Marty Plax, AJC Cleveland area director for 25 years, reached out to the Ukrainian community in Cleveland immediately, forging lasting ties.

In its 75 years, AJC Cleveland – with a staff of just two and one of the smaller regional offices – has been recognized five times with the George and Shirley M. Szabad Regional Office Achievement Award for an outstanding program or initiative.

Looking to the future

Former AJC Cleveland president Alan Melamed has worked on AJC’s international agenda as a result of his work with the national organization. He considers his greatest achievement to be bringing Shapiro to AJC Cleveland, whose leadership he admires. 

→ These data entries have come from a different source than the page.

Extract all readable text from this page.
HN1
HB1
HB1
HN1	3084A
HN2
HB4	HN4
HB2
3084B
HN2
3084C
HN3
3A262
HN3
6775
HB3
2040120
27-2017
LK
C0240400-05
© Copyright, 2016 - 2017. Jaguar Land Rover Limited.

Shapiro said she and the AJC always try to think ahead as to what the pressing issues may be as they forge new relationships, adding that AJC Cleveland has recently launched a Bridges to the World quarterly speakers series, with Felice Gaer, director of the Jacob Blaustein Institute of Human Rights, and Deidre Berger, director of the AJC Berlin Lawrence and Lee Ramer Institute for German-Jewish Relations, as the first speakers.

The current legislative agenda includes issues of importance to African-Americans, Muslims, Latinos and Jews, Shapiro said.

Melamed marveled at the AJC’s 16th Global Diplomatic Interfaith Leadership Passover Seder, which took place April 11 at The Temple-Tifereth Israel in Beachwood.

“We had five bishops,” he said. “We had people from every major community and ethnic and religious community. People have built relationships out of it. … You never know when those relationships are going to be of value and importance in the community, but they (are).”